Venue — no waiver by Rule 25(c) successor. Dr. Berall argued Teleflex waived its venue objection when it answered the First Amended Complaint on LMA’s behalf. The court disagreed, relying on Federal Rule of Civil Procedure 25(c): when a successor-in-interest steps into litigation, it litigates “in the shoes” of the original party and does not thereby subject itself to venue objections for claims that name it as a separate defendant. Only when Dr. Berall added independent claims against Teleflex in his Second Amended Complaint did Teleflex’s own venue rights come into play — and Teleflex timely asserted them.

Key Takeaways

  • Preposition contrast is powerful claim construction evidence. Using “mounted on” and “mounted in” in the same patent — for components the specification consistently depicts as external vs. internal — creates a strong, nearly dispositive inference that the two phrases carry different spatial meanings. Patentees should be precise and consistent with spatial prepositions across claims and drawings.
  • Doctrine of equivalents requires limitation-specific evidence at summary judgment. A high-level expert opinion that the accused product is “insubstantially different” from the claimed invention is not enough. Each limitation must be separately analyzed with particularized testimony; incorporating an expert report by reference without independent argument in summary judgment briefs can forfeit the argument entirely.
  • Rule 25(c) successors-in-interest do not waive venue for separately asserted claims. A defendant who steps into litigation as a successor does not voluntarily submit to venue as to claims later raised against it in its independent capacity. Plaintiffs who add a corporate successor as a separate defendant open a fresh window for venue challenges.

Why It Matters

Berall v. Teleflex is a reminder that small preposition choices in patent claims — “on” vs. “in” vs. “to” — can make or break a case. Courts read the entire claim set as a coherent whole, so if a patentee uses two different spatial terms in the same document, courts will presume they mean different things. For medical device and hardware inventors, the lesson is to draft figures and claim language consistently: if a component is interior in every figure, describing it as “mounted on” the housing risks a narrowing construction that excludes exactly the kind of shielded cameras used in modern laryngoscopes.

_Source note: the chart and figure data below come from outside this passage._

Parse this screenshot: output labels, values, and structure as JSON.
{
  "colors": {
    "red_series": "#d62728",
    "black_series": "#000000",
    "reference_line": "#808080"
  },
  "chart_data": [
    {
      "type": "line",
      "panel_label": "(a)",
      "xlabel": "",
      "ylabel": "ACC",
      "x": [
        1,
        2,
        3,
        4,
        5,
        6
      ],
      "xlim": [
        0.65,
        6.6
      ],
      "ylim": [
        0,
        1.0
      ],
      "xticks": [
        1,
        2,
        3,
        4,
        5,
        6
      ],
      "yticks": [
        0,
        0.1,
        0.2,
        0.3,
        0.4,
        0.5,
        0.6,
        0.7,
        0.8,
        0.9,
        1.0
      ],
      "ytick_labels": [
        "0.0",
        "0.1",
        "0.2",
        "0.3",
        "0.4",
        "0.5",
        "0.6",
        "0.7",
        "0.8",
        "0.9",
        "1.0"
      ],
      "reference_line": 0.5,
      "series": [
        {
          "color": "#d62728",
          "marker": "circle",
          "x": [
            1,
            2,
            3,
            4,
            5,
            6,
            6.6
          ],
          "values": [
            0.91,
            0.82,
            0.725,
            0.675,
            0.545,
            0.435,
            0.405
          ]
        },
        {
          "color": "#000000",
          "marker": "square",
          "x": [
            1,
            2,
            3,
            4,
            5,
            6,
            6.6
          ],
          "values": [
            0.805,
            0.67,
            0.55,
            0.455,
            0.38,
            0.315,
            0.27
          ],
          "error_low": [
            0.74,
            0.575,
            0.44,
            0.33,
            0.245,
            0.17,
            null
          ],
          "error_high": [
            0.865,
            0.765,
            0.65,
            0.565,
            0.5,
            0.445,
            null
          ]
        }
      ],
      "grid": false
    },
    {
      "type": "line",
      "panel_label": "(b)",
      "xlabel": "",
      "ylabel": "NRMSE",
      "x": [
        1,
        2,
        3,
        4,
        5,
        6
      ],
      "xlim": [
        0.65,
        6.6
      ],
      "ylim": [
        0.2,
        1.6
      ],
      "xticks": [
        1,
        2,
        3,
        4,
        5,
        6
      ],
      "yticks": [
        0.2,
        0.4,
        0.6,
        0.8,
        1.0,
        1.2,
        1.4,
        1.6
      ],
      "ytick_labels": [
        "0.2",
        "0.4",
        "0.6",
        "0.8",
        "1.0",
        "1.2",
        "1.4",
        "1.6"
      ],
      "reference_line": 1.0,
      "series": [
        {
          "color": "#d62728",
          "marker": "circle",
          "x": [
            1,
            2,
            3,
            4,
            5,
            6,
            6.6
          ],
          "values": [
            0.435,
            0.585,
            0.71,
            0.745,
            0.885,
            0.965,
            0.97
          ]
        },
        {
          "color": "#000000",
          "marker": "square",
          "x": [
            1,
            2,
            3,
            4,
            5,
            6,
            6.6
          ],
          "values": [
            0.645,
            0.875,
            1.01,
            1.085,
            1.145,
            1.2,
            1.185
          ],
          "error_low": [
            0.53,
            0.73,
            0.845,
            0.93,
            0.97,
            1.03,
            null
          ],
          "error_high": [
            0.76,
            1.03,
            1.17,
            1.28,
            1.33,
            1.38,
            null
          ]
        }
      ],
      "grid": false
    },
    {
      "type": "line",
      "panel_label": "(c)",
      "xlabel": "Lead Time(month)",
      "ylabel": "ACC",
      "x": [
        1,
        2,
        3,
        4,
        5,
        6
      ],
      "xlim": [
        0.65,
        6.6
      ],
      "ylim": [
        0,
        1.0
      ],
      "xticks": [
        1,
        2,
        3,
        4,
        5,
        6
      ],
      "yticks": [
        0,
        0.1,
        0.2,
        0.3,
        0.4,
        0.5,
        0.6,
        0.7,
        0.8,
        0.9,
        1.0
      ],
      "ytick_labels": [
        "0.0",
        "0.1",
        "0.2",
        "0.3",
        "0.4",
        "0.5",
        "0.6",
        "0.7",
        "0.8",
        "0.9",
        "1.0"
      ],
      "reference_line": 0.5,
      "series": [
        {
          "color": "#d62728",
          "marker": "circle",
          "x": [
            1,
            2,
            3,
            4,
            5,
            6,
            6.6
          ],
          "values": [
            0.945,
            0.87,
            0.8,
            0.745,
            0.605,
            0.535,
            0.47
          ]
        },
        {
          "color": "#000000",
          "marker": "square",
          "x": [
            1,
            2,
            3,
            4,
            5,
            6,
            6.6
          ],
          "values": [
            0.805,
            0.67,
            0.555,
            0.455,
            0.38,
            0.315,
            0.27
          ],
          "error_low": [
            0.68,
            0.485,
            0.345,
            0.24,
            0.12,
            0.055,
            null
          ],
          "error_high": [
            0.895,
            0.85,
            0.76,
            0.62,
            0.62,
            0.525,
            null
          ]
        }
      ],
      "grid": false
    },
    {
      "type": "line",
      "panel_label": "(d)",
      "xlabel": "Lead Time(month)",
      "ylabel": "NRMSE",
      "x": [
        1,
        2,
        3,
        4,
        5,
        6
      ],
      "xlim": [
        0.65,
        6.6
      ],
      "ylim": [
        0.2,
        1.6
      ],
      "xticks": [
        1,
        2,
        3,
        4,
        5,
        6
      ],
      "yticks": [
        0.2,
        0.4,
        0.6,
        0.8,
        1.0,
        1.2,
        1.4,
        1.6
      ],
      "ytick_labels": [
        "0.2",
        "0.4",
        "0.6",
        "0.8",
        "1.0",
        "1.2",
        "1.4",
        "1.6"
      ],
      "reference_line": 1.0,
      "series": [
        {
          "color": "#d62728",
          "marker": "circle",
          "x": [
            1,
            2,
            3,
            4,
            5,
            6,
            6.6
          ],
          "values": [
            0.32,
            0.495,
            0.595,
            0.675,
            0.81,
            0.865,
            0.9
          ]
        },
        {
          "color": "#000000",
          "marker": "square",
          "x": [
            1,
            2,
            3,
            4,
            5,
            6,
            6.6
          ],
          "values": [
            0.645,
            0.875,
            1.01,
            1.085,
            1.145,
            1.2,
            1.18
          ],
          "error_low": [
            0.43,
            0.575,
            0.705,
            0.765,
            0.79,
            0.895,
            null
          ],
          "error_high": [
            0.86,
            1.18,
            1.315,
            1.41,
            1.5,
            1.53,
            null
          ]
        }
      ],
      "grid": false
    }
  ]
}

The doctrine of equivalents holding reinforces a recurring Federal Circuit theme: equivalents arguments require rigorous, limitation-by-limitation expert support. Litigants who save their theory for an expert report — hoping to incorporate it by reference at summary judgment — face an uphill battle. And the venue ruling provides a practical roadmap for defendants acquired mid-litigation: each time a complaint is amended to name the successor as a distinct defendant, the successor’s venue clock resets.